It’s often said that believing you will spend forever with the person you fall in love with in high school is a naïve notion and, while the opening montage of Celeste and Jesse Forever seems to prove that the opposite is true, once the film begins we realize that our leads, Celeste (Rashida Jones) and Jesse (Andy Samberg), are actually separated and looking to get a divorce. The strange thing is, they still spend every second together and are only “separated” by their back yard, with Jesse now living in his studio out back rather than in the main house with Celeste.

It is clear from the start that Celeste and Jesse are more than just a couple, they are each other’s best friends, complete with inside jokes and hand signals clearly established over years and years of knowing one another. There is a level of comfort and familiarity between the two that neither seems ready to let go of, which frames the central conflict of both their relationship and the film. Over dinner one night, two of their friends, Tucker (Eric Christian Olsen) and his fiancé (Ari Graynor), call them out on the odd state of their relationship stating that they either need to end things for good or get back together. Neither Celeste or Jesse think their behavior is strange, but the fact that they still say, “I love you,” to each other and can’t seem start their days until acknowledging one another seems to support their friends’ concerns.

Despite trying to start dating other people, one night with a bottle of wine and a failed attempt at assembling a frustrating Ikea dresser, the two end up falling back into old habits and, while Jesse thinks this is sign they are getting back together, Celeste has the complete opposite reaction. But when Jesse finds out that his life is about to change in a major (and permanent way), Celeste starts acting erratically as soon as the idea of losing Jesse forever starts to become a reality. Will things change for the pair?
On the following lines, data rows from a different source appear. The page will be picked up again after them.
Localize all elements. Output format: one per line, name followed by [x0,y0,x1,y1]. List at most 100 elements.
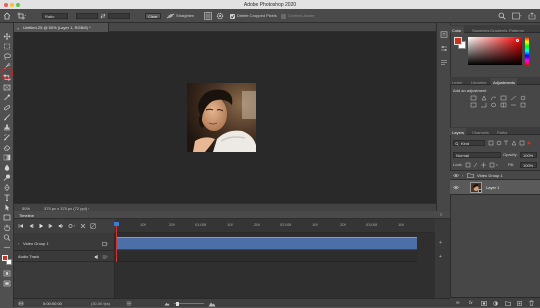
link-layers-icon[interactable]: ∞ [456,300,460,306]
rectangle-tool-icon[interactable] [3,214,11,221]
tab-adjustments[interactable]: Adjustments [491,78,518,85]
zoom-in-mountain-large-icon[interactable] [208,300,216,307]
gradient-tool-icon[interactable] [3,154,11,161]
video-group-track-header[interactable]: › Video Group 1 [14,237,115,251]
status-menu-icon[interactable]: › [88,206,89,211]
panel-foreground-swatch[interactable] [454,37,462,45]
playback-settings-icon[interactable] [68,223,76,229]
add-media-video-icon[interactable]: + [439,240,442,246]
tab-color[interactable]: Color [450,26,464,33]
add-mask-icon[interactable] [481,300,487,306]
foreground-color-swatch[interactable] [2,255,8,261]
artboard-tool-icon[interactable] [3,43,11,50]
lasso-tool-icon[interactable] [3,53,11,60]
quick-mask-icon[interactable] [3,270,11,277]
next-frame-icon[interactable] [48,223,54,229]
hue-slider[interactable] [525,37,529,65]
document-tab[interactable]: × Untitled-25 @ 50% (Layer 1, RGB/8) * [14,23,109,32]
tab-patterns[interactable]: Patterns [507,26,526,33]
audio-track-lane[interactable] [116,252,417,262]
audio-track-menu-icon[interactable] [102,254,108,260]
new-adjustment-layer-icon[interactable] [493,300,498,306]
pen-tool-icon[interactable] [3,184,11,191]
document-canvas[interactable] [14,32,450,203]
type-tool-icon[interactable] [3,194,11,201]
height-input[interactable] [108,13,130,19]
split-at-playhead-icon[interactable] [80,223,86,229]
tab-paths[interactable]: Paths [495,128,509,135]
timeline-ruler[interactable]: 10f 20f 01:00f 10f 20f 02:00f 10f 20f 03… [115,219,435,233]
search-icon[interactable] [498,12,506,20]
audio-mute-icon[interactable] [58,223,64,229]
zoom-level[interactable]: 50% [22,206,30,211]
tab-learn[interactable]: Learn [450,78,464,85]
clone-stamp-tool-icon[interactable] [3,124,11,131]
straighten-icon[interactable] [166,12,175,20]
delete-cropped-checkbox[interactable] [230,13,235,19]
expand-group-icon[interactable]: › [462,173,463,178]
overlay-grid-icon[interactable] [204,12,212,20]
color-field[interactable] [468,37,522,65]
zoom-tool-icon[interactable] [3,234,11,241]
go-to-first-frame-icon[interactable] [18,223,24,229]
layer-visibility-eye-icon[interactable] [453,185,459,190]
screen-mode-icon[interactable] [3,280,11,287]
expand-track-icon[interactable]: › [18,241,19,246]
new-group-folder-icon[interactable] [505,300,511,306]
brush-tool-icon[interactable] [3,114,11,121]
layer-row[interactable]: › Video Group 1 [450,170,540,180]
hand-tool-icon[interactable] [3,224,11,231]
properties-panel-icon[interactable] [440,45,448,52]
width-input[interactable] [76,13,98,19]
history-panel-icon[interactable] [440,31,448,38]
transition-icon[interactable] [90,223,96,229]
opacity-input[interactable]: 100% [520,152,537,158]
blend-mode-select[interactable]: Normal [453,152,501,158]
content-aware-checkbox[interactable] [281,13,286,19]
close-document-icon[interactable]: × [17,26,19,31]
frame-tool-icon[interactable] [3,84,11,91]
blur-tool-icon[interactable] [3,164,11,171]
render-settings-icon[interactable] [126,301,132,306]
lock-icons[interactable] [465,162,499,168]
play-icon[interactable] [38,223,44,229]
path-selection-tool-icon[interactable] [3,204,11,211]
tab-layers[interactable]: Layers [450,128,467,135]
workspace-icon[interactable] [512,12,522,20]
ratio-select[interactable]: Ratio [42,13,68,19]
zoom-out-mountain-small-icon[interactable] [164,301,170,306]
tab-libraries[interactable]: Libraries [469,78,488,85]
convert-to-frame-animation-icon[interactable] [18,301,24,306]
clear-button[interactable]: Clear [145,13,161,19]
layer-style-fx-icon[interactable]: fx [469,300,473,305]
eraser-tool-icon[interactable] [3,144,11,151]
history-brush-tool-icon[interactable] [3,134,11,141]
crop-tool-preset-icon[interactable] [17,12,27,20]
video-track-menu-icon[interactable] [102,241,108,247]
timeline-menu-icon[interactable]: ≡ [440,212,442,217]
delete-layer-trash-icon[interactable] [529,300,534,306]
layer-filter-kind-select[interactable]: Kind [453,140,485,146]
more-tools-icon[interactable] [3,244,11,251]
tab-channels[interactable]: Channels [470,128,491,135]
audio-track-speaker-icon[interactable] [94,254,100,260]
home-icon[interactable] [3,12,11,20]
paragraph-panel-icon[interactable] [440,59,448,66]
timeline-zoom-slider-handle[interactable] [176,301,179,306]
dodge-tool-icon[interactable] [3,174,11,181]
color-field-picker[interactable] [516,39,519,42]
add-media-audio-icon[interactable]: + [439,254,442,260]
playhead-handle[interactable] [114,222,119,226]
fill-input[interactable]: 100% [520,162,537,168]
audio-track-header[interactable]: Audio Track [14,252,115,262]
share-icon[interactable] [528,12,536,20]
video-clip[interactable] [116,237,417,250]
layer-row-selected[interactable]: Layer 1 [450,180,540,195]
healing-brush-tool-icon[interactable] [3,104,11,111]
layer-visibility-eye-icon[interactable] [453,173,459,178]
swap-dimensions-icon[interactable] [100,13,106,19]
eyedropper-tool-icon[interactable] [3,94,11,101]
crop-settings-gear-icon[interactable] [216,12,224,20]
previous-frame-icon[interactable] [28,223,34,229]
new-layer-icon[interactable] [517,300,522,306]
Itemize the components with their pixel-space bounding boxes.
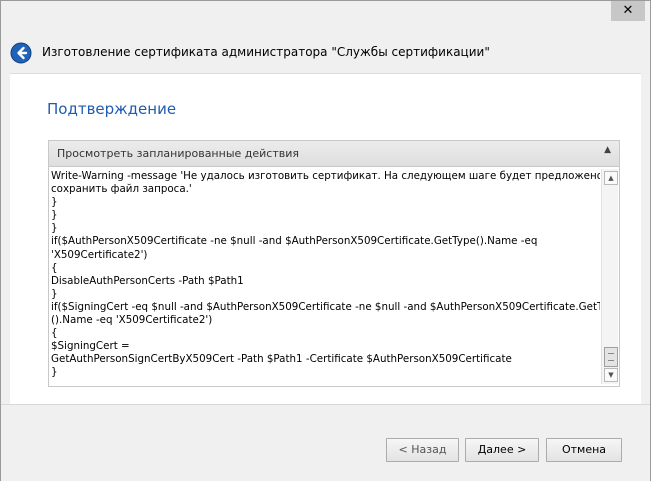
cancel-button[interactable]: Отмена	[546, 438, 622, 462]
script-line: DisableAuthPersonCerts -Path $Path1	[51, 274, 244, 287]
script-textarea[interactable]: Write-Warning -message 'Не удалось изгот…	[51, 170, 600, 384]
script-line: {	[51, 261, 58, 274]
back-button[interactable]: < Назад	[386, 438, 459, 462]
planned-actions-expander: Просмотреть запланированные действия ▲ W…	[48, 140, 620, 387]
scroll-thumb[interactable]	[604, 347, 618, 367]
script-line: GetAuthPersonSignCertByX509Cert -Path $P…	[51, 353, 512, 366]
title-bar: ✕	[1, 1, 650, 31]
script-line: if($AuthPersonX509Certificate -ne $null …	[51, 235, 538, 248]
next-button[interactable]: Далее >	[465, 438, 539, 462]
expander-header-label: Просмотреть запланированные действия	[57, 147, 299, 160]
script-line: }	[51, 222, 58, 235]
back-arrow-icon[interactable]	[10, 42, 32, 64]
script-line: $SigningCert =	[51, 340, 130, 353]
vertical-scrollbar[interactable]: ▲ ▼	[601, 169, 618, 384]
script-line: }	[51, 196, 58, 209]
expander-header[interactable]: Просмотреть запланированные действия ▲	[49, 141, 619, 167]
script-line: }	[51, 366, 58, 379]
script-line: ().Name -eq 'X509Certificate2')	[51, 314, 213, 327]
wizard-window: ✕ Изготовление сертификата администратор…	[0, 0, 651, 481]
wizard-header: Изготовление сертификата администратора …	[1, 31, 650, 73]
script-line: }	[51, 287, 58, 300]
script-line: Write-Warning -message 'Не удалось изгот…	[51, 170, 600, 182]
scroll-up-icon[interactable]: ▲	[604, 171, 618, 185]
chevron-up-icon[interactable]: ▲	[604, 145, 611, 155]
script-line: if($SigningCert -eq $null -and $AuthPers…	[51, 300, 600, 313]
content-panel: Подтверждение Просмотреть запланированны…	[10, 73, 641, 404]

With her work in Celeste and Jess Forever, Jones (who also co-wrote the film) proves that she can truly headline a feature project, giving a performance that, unfortunately, Samberg doesn’t always keep pace with. The chemistry between the two never quite pops, giving off more of a “we’re really good friends” vibe than anything else. Though this certainly helps play into the reasoning for Celeste and Jesse’s relationship falling apart, and makes it less much believable when we’re trying to understand how they got together in the first place. Celeste and Jesse Forever is not breaking any new ground, but it does add some nice layers and dimension to a story and characters we have seen before, making the film feel fresh and worth the watch.

The Upside: Sharp writing from first-time screenwriter Jones and Will McCormack (who also stars in the film as Celeste and Jesse’s friend and pot dealer) blends comedy and drama with enough realism to have you caring about these characters even as their relationship is ending and giving way to new beginnings.

The Downside: Elijah Wood (playing Celete’s co-worker and gay confidant) felt underused here, as did Emma Roberts as a Britney Spears/Ke$ha style pop star.

On the Side: While the movie is full of funny moments (Celeste with her head in a garbage can, for example), the name of the law firm Celeste and Jesse use to file their divorce – Stein, Weinberg, Steinberg & Jimenez – was a funny little side note that played well to those who noticed it.